Visualizing H&E patches¶
Let's now visualize some H&E crops to see what the chromatin-clumping actually looks like. Let's first select some patches with high and low chromatin clump proportions.
import matplotlib.pyplot as plt
grid_feats_sorted = grid_feats.sort_values("weighted_chrom_prop")
grid_feats_sorted = grid_feats_sorted[grid_feats_sorted["n_nuclei"] > 60]
low_patches = grid_feats_sorted.head(6)
high_patches = grid_feats_sorted.tail(6)
def polygon_to_xywh(polygon):
"""Convert polygon to xywh coordinates for slide reader."""
minx, miny, maxx, maxy = polygon.bounds
return (int(minx), int(miny), int(maxx - minx), int(maxy - miny))
def extract_patch_images(patches, reader):
"""Extract images from WSI for given patches."""
images = []
patch_info = []
for idx, _ in patches.iterrows():
original_geom = gr.loc[idx, "geometry"]
x, y, w, h = polygon_to_xywh(original_geom)
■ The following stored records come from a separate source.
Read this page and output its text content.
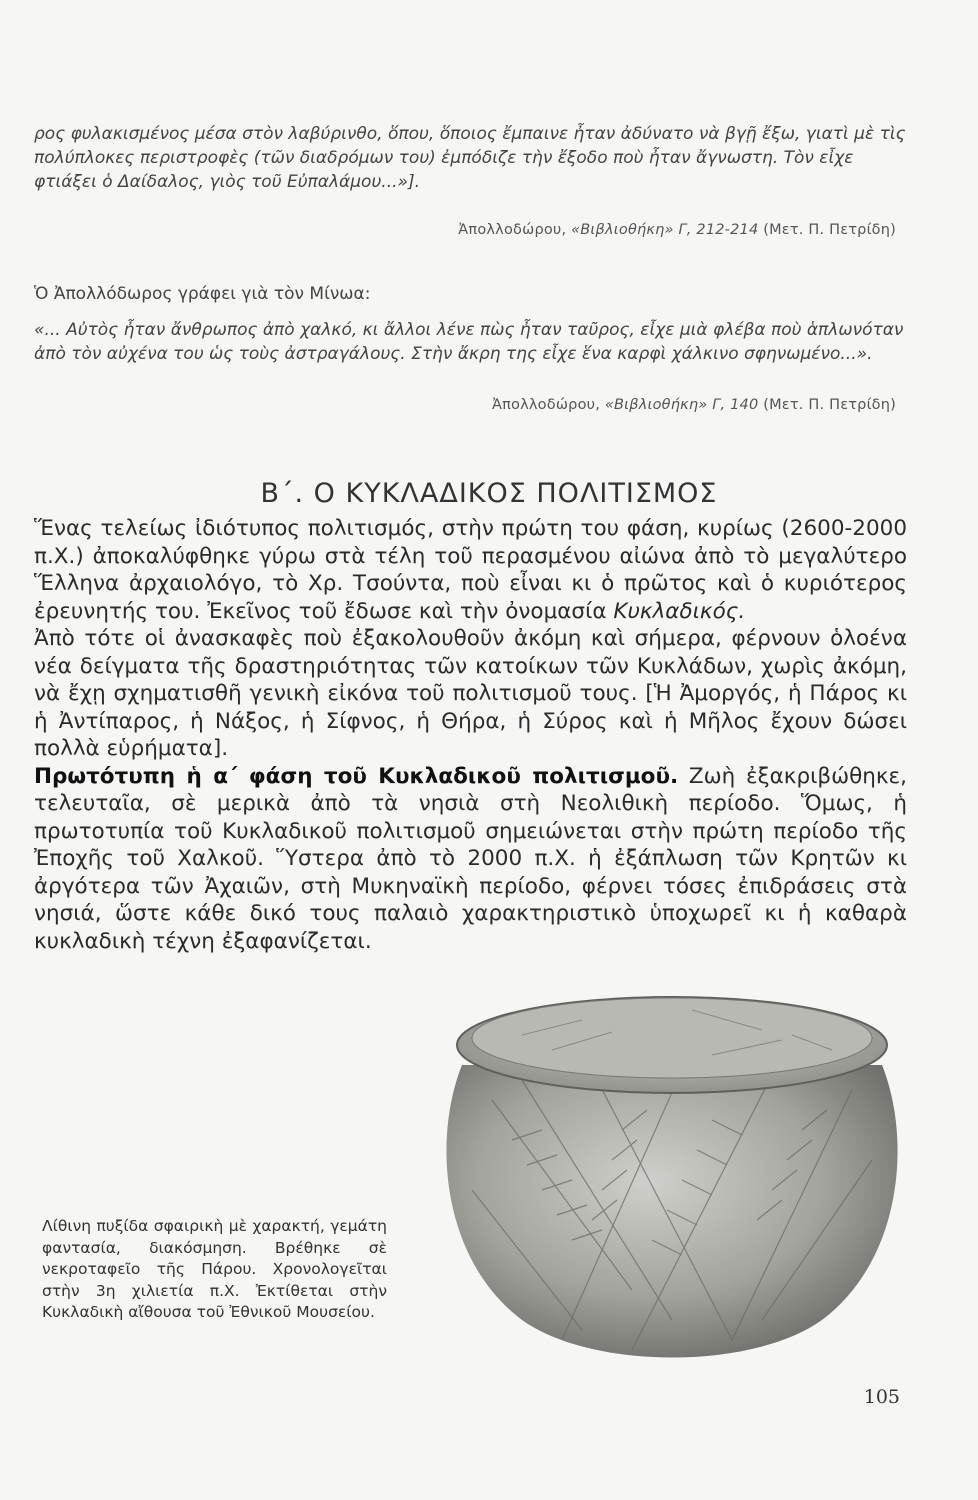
ρος φυλακισμένος μέσα στὸν λαβύρινθο, ὅπου, ὅποιος ἔμπαινε ἦταν ἀδύνατο νὰ βγῇ ἔξω, γιατὶ μὲ τὶς πολύπλοκες περιστροφὲς (τῶν διαδρόμων του) ἐμπόδιζε τὴν ἔξοδο ποὺ ἦταν ἄγνωστη. Τὸν εἶχε φτιάξει ὁ Δαίδαλος, γιὸς τοῦ Εὐπαλάμου...»].

Ἀπολλοδώρου, «Βιβλιοθήκη» Γ, 212-214 (Μετ. Π. Πετρίδη)
Ὁ Ἀπολλόδωρος γράφει γιὰ τὸν Μίνωα:

«... Αὐτὸς ἦταν ἄνθρωπος ἀπὸ χαλκό, κι ἄλλοι λένε πὼς ἦταν ταῦρος, εἶχε μιὰ φλέβα ποὺ ἁπλωνόταν ἀπὸ τὸν αὐχένα του ὡς τοὺς ἀστραγάλους. Στὴν ἄκρη της εἶχε ἕνα καρφὶ χάλκινο σφηνωμένο...».

Ἀπολλοδώρου, «Βιβλιοθήκη» Γ, 140 (Μετ. Π. Πετρίδη)
Β΄. Ο ΚΥΚΛΑΔΙΚΟΣ ΠΟΛΙΤΙΣΜΟΣ

Ἕνας τελείως ἰδιότυπος πολιτισμός, στὴν πρώτη του φάση, κυρίως (2600-2000 π.Χ.) ἀποκαλύφθηκε γύρω στὰ τέλη τοῦ περασμένου αἰώνα ἀπὸ τὸ μεγαλύτερο Ἕλληνα ἀρχαιολόγο, τὸ Χρ. Τσούντα, ποὺ εἶναι κι ὁ πρῶτος καὶ ὁ κυριότερος ἐρευνητής του. Ἐκεῖνος τοῦ ἔδωσε καὶ τὴν ὀνομασία Κυκλαδικός.

Ἀπὸ τότε οἱ ἀνασκαφὲς ποὺ ἐξακολουθοῦν ἀκόμη καὶ σήμερα, φέρνουν ὁλοένα νέα δείγματα τῆς δραστηριότητας τῶν κατοίκων τῶν Κυκλάδων, χωρὶς ἀκόμη, νὰ ἔχῃ σχηματισθῆ γενικὴ εἰκόνα τοῦ πολιτισμοῦ τους. [Ἡ Ἀμοργός, ἡ Πάρος κι ἡ Ἀντίπαρος, ἡ Νάξος, ἡ Σίφνος, ἡ Θήρα, ἡ Σύρος καὶ ἡ Μῆλος ἔχουν δώσει πολλὰ εὑρήματα].

Πρωτότυπη ἡ α΄ φάση τοῦ Κυκλαδικοῦ πολιτισμοῦ. Ζωὴ ἐξακριβώθηκε, τελευταῖα, σὲ μερικὰ ἀπὸ τὰ νησιὰ στὴ Νεολιθικὴ περίοδο. Ὅμως, ἡ πρωτοτυπία τοῦ Κυκλαδικοῦ πολιτισμοῦ σημειώνεται στὴν πρώτη περίοδο τῆς Ἐποχῆς τοῦ Χαλκοῦ. Ὕστερα ἀπὸ τὸ 2000 π.Χ. ἡ ἐξάπλωση τῶν Κρητῶν κι ἀργότερα τῶν Ἀχαιῶν, στὴ Μυκηναϊκὴ περίοδο, φέρνει τόσες ἐπιδράσεις στὰ νησιά, ὥστε κάθε δικό τους παλαιὸ χαρακτηριστικὸ ὑποχωρεῖ κι ἡ καθαρὰ κυκλαδικὴ τέχνη ἐξαφανίζεται.

Λίθινη πυξίδα σφαιρικὴ μὲ χαρακτή, γεμάτη φαντασία, διακόσμηση. Βρέθηκε σὲ νεκροταφεῖο τῆς Πάρου. Χρονολογεῖται στὴν 3η χιλιετία π.Χ. Ἐκτίθεται στὴν Κυκλαδικὴ αἴθουσα τοῦ Ἐθνικοῦ Μουσείου.
105
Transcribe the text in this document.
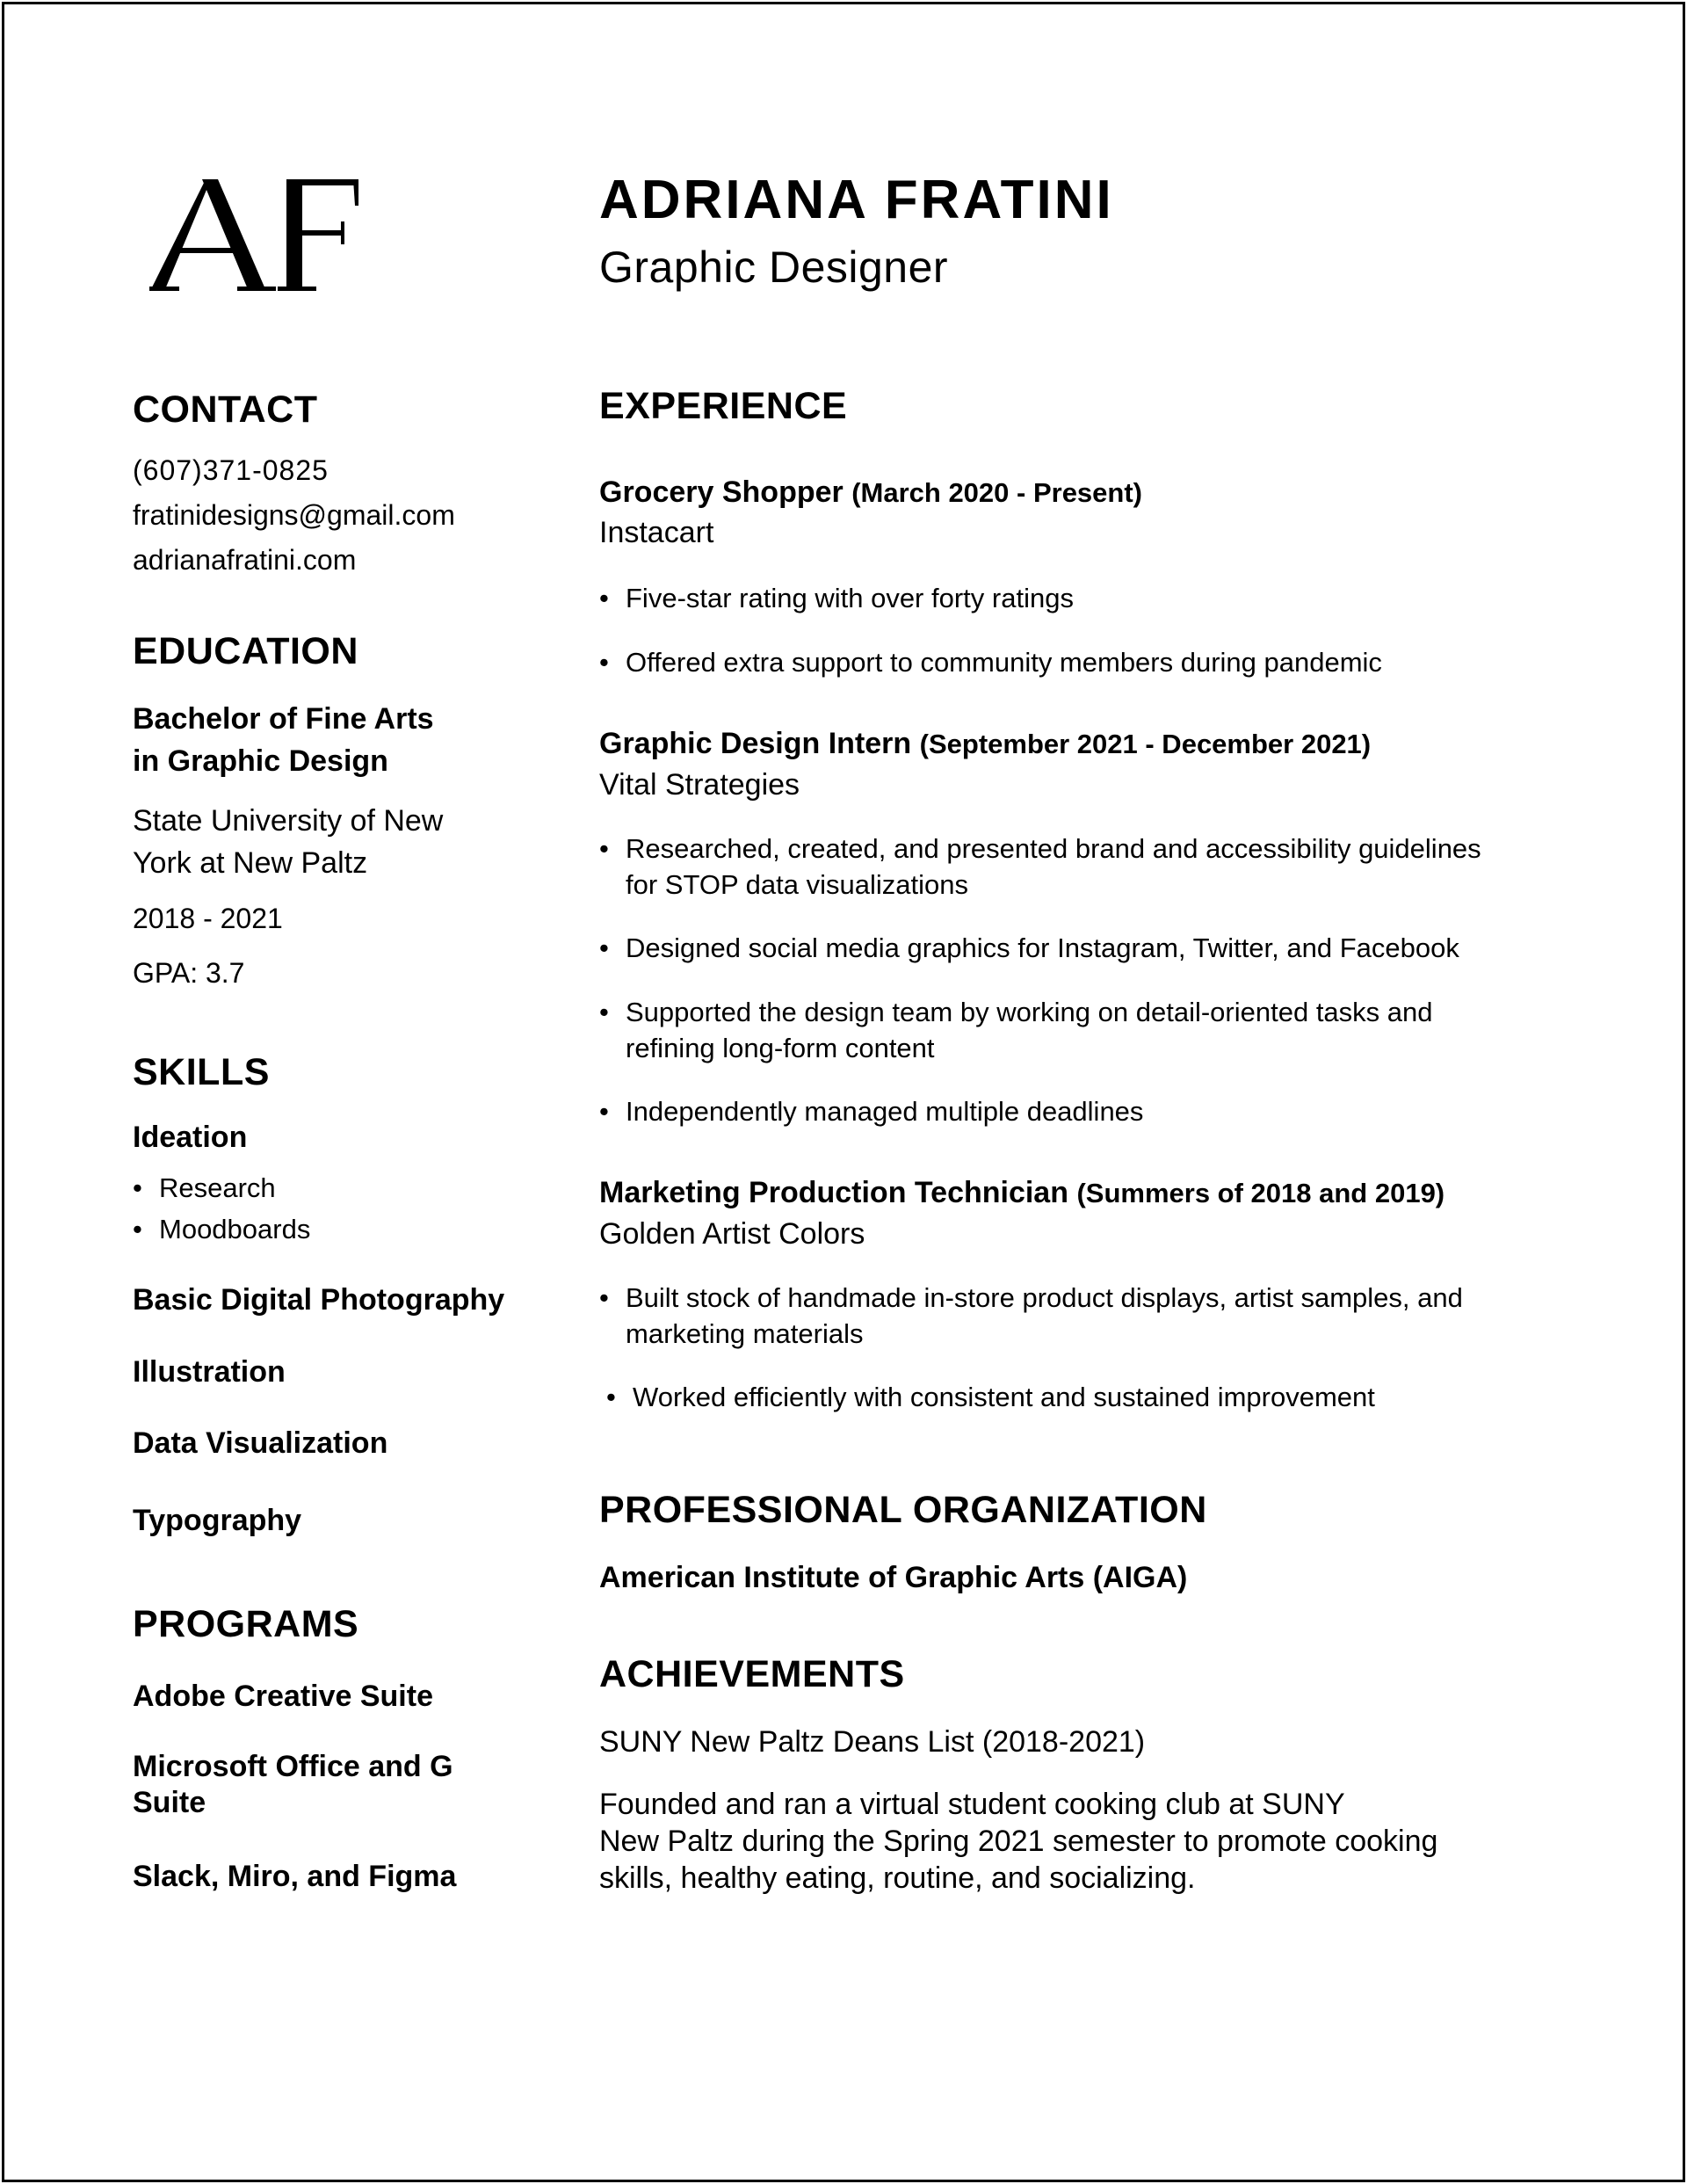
ADRIANA FRATINI
Graphic Designer
CONTACT
(607)371-0825
fratinidesigns@gmail.com
adrianafratini.com
EDUCATION
Bachelor of Fine Arts
in Graphic Design
State University of New
York at New Paltz
2018 - 2021
GPA: 3.7
SKILLS
Ideation
• Research
• Moodboards
Basic Digital Photography
Illustration
Data Visualization
Typography
PROGRAMS
Adobe Creative Suite
Microsoft Office and G
Suite
Slack, Miro, and Figma
EXPERIENCE
Grocery Shopper (March 2020 - Present)
Instacart
• Five-star rating with over forty ratings
• Offered extra support to community members during pandemic
Graphic Design Intern (September 2021 - December 2021)
Vital Strategies
• Researched, created, and presented brand and accessibility guidelines
for STOP data visualizations
• Designed social media graphics for Instagram, Twitter, and Facebook
• Supported the design team by working on detail-oriented tasks and
refining long-form content
• Independently managed multiple deadlines
Marketing Production Technician (Summers of 2018 and 2019)
Golden Artist Colors
• Built stock of handmade in-store product displays, artist samples, and
marketing materials
• Worked efficiently with consistent and sustained improvement
PROFESSIONAL ORGANIZATION
American Institute of Graphic Arts (AIGA)
ACHIEVEMENTS
SUNY New Paltz Deans List (2018-2021)
Founded and ran a virtual student cooking club at SUNY
New Paltz during the Spring 2021 semester to promote cooking
skills, healthy eating, routine, and socializing.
img = reader.read_region((int(x), int(y), int(w), int(h)), 0)
images.append(img)
return images, patch_info
# Extract images for low and high chromatin patches
low_images, low_info = extract_patch_images(low_patches, reader)
high_images, high_info = extract_patch_images(high_patches, reader)
# Create visualization grid
fig, axes = plt.subplots(4, 3, figsize=(12, 12))
# Plot low chromatin patches (top 2 rows)
for i, img in enumerate(low_images):
row = i // 3
col = i % 3
ax = axes[row, col]
ax.imshow(img)
ax.axis("off")
# Plot high chromatin patches (bottom 2 rows)
for i, img in enumerate(high_images):
row = 2 + i // 3
col = i % 3
ax = axes[row, col]
ax.imshow(img)
ax.axis("off")
From the above plot we see that the low chromatin-clump-to-nuclei proportion patches (two first rows) show neoplastic nuclei where the chromatin is clearly clumped and distributed in a more dispersed manner. Some of the nuclei exhibit prominent nucleoli, either single or multiple (multinucleation). In contrast, the high chromatin-clump-to-nuclei proportion patches (two last rows) exhibit a more compact chromatin pattern, with less clumping observed. The broadly distributed and dark stain of the chromatin indicate hyperchromatic neoplastic nuclei.
Conclusions¶
In this tutorial, we demonstrated how to extract and quantify chromatin patterns from H&E stained WSIs using Histolytics. Specifically, we focused on the neoplastic nuclei, for which computed features such as the chromatin clump area and the proportion of chromatin clump area to the total nuclear area. We used these features to characterize the chromatin architecture of neoplastic nuclei and explored how nuclei with differences in their chromatin organization distribute within the slide.